According to David Edgerly, a fear becomes potentially hurtful to us when it keeps us from being proactive. In the novel, Pi is afraid of dying alone in the middle of the Pacific Ocean. His fear paralyzes him, preventing him from thinking rationally. David Edgerly maintains that, in order for their power to be nullified, hurtful fears need to be confronted with skill and courage. In the story, Pi eventually comes to realize that giving in to his fears will jeopardize the likelihood of his survival; essentially, he must confront his fears in order to live. Edgerly argues that individuals who confront their hurtful fears with skill and courage eventually build the confidence and self-mastery needed to be successful in life. This is exactly the conclusion Pi comes to as well. He learns to respect Richard Parker's boundaries so that both can co-exist on the boat. The fear he still has is no longer hurtful to him. Instead, it becomes an incentive for him to map out his plan for survival. 

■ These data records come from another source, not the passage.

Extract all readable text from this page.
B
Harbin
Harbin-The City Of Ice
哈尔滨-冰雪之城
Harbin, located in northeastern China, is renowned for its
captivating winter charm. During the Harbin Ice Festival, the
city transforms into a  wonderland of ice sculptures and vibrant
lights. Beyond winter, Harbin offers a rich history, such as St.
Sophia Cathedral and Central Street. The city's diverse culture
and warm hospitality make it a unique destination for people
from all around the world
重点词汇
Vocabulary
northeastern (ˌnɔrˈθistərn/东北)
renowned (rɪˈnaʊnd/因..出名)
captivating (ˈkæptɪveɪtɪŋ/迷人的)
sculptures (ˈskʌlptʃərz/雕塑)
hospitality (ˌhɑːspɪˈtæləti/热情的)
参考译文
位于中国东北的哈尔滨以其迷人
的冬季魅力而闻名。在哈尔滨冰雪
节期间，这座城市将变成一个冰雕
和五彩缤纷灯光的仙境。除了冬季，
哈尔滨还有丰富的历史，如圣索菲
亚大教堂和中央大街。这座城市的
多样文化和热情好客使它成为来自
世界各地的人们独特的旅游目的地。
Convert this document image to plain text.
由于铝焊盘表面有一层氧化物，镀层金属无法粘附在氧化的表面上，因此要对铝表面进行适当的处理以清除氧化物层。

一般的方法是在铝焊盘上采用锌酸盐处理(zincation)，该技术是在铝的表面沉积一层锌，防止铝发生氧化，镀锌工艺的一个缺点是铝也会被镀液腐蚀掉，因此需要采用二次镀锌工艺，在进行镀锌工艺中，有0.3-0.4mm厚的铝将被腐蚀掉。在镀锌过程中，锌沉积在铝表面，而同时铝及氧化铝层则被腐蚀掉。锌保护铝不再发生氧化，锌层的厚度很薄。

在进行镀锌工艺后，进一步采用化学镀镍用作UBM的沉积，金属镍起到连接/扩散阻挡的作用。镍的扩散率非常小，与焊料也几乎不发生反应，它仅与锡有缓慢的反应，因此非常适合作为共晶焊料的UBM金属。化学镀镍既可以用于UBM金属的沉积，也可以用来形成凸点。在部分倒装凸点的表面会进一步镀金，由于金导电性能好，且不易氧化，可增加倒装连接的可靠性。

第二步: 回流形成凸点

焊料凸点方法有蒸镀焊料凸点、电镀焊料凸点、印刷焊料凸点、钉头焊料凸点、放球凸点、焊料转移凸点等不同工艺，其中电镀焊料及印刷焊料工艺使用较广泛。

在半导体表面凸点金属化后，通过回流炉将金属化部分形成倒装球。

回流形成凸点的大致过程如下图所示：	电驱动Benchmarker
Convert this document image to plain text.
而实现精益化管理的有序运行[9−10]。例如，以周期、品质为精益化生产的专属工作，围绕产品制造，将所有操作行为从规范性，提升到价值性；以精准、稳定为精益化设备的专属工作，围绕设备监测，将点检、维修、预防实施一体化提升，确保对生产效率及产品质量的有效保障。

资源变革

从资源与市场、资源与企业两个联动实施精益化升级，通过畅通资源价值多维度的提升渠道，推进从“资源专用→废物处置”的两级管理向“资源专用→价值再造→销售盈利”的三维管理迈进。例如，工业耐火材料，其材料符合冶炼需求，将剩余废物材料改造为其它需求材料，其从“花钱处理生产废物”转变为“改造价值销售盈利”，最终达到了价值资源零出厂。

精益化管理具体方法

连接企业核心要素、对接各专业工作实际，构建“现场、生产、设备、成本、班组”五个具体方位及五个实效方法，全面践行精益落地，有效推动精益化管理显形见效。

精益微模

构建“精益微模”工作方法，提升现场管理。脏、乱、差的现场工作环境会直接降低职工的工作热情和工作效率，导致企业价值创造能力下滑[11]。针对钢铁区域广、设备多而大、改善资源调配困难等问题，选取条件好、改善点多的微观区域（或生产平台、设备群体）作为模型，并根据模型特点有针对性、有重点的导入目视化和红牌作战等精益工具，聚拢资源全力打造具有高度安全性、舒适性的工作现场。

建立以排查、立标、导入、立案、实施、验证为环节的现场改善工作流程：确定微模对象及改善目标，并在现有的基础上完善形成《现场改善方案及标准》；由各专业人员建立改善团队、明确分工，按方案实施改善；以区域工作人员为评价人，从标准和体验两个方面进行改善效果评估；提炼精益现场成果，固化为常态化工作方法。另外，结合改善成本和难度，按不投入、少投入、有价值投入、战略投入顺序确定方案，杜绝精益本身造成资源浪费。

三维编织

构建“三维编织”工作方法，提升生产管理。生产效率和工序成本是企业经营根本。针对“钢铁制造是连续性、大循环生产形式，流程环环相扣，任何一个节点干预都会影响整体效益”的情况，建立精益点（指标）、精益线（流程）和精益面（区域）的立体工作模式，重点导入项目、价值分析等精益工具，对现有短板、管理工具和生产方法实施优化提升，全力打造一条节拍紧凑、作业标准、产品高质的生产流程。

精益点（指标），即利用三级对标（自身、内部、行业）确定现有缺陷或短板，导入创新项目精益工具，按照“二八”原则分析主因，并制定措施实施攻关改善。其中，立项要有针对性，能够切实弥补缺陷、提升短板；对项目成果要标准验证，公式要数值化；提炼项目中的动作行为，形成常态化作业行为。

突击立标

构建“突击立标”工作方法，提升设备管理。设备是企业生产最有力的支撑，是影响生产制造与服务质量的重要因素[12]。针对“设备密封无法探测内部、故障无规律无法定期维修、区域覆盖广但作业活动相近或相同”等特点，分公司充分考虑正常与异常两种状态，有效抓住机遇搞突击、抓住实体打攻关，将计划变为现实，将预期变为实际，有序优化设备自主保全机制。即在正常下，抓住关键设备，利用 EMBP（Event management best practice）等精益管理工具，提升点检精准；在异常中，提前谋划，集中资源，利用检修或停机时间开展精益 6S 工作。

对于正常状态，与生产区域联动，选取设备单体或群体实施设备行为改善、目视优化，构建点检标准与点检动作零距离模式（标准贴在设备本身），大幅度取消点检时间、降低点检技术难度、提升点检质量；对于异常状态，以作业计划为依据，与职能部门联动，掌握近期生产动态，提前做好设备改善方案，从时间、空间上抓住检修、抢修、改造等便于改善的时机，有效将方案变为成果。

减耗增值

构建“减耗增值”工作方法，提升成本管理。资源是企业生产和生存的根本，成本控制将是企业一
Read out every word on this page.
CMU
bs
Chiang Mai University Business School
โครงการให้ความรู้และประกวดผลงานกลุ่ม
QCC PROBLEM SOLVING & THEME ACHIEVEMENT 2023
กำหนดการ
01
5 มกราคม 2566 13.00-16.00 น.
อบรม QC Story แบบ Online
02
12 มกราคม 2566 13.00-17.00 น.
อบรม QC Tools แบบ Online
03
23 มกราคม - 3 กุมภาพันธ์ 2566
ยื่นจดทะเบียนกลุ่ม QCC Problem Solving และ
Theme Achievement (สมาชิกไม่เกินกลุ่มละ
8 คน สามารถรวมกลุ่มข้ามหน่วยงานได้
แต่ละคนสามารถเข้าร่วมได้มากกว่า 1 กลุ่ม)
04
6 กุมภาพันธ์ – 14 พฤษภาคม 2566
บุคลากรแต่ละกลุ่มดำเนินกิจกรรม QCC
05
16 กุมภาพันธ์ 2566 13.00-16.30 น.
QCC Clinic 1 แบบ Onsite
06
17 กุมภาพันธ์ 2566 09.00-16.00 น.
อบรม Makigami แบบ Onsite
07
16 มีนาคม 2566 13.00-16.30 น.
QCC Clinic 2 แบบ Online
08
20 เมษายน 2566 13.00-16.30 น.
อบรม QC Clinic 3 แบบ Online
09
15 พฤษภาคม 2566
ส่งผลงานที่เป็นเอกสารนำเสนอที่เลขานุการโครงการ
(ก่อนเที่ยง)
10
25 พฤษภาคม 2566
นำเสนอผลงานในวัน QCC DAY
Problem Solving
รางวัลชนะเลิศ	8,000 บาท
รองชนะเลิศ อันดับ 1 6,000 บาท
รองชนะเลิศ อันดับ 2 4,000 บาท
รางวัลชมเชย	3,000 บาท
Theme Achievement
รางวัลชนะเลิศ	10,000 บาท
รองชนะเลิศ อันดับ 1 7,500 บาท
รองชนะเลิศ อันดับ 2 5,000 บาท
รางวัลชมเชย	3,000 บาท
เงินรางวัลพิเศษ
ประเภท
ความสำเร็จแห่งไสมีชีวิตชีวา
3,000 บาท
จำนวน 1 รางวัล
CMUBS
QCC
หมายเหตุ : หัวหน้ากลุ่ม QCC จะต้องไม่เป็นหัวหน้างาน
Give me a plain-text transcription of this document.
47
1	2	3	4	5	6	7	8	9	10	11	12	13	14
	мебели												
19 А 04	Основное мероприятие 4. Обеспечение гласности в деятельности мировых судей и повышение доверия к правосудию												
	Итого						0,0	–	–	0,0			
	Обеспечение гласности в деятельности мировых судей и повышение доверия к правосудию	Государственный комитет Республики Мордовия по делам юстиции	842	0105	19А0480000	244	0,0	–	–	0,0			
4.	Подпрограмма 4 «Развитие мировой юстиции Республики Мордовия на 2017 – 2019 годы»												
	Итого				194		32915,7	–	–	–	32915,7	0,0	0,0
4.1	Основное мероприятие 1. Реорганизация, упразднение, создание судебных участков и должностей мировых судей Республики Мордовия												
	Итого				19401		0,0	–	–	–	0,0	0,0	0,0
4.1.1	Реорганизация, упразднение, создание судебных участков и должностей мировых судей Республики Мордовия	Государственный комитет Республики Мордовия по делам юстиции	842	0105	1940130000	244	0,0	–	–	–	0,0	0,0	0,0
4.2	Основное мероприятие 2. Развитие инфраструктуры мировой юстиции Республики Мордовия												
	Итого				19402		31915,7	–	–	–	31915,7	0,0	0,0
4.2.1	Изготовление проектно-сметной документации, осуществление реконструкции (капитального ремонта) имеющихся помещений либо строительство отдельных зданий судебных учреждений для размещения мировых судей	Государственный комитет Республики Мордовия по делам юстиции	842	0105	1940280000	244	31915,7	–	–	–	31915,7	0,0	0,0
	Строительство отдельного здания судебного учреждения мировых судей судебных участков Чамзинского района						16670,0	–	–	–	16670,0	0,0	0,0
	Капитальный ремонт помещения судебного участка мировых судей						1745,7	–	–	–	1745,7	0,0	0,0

After he discovers solar stills on the boat, he sets about making sure that he will have a continuous supply of fresh water (the solar stills distill sea water to produce drinkable water). He also works on fashioning an oar and a mast for his raft. During intervals, he uses a cargo net as a fishing lure and learns that turtles are an easy catch. He muses that turtle "blood is a good, nutritious, salt-free drink" and that turtle flesh and eggs are "tasty and filling." Once he understands how destabilizing his fears are, Pi sets to work to raise his chances of survival. It is his changed attitude that eventually saves him:

Don't let your morale flag. Be daunted, but not defeated. Remember: the spirit, above all else, counts. If you have the will to live, you will...

So, once Pi changes his perspective, his fears become "helpful" rather than "hurtful." David Edgerly theorizes that fears are helpful when they inspire us to respond with courage to potential threats.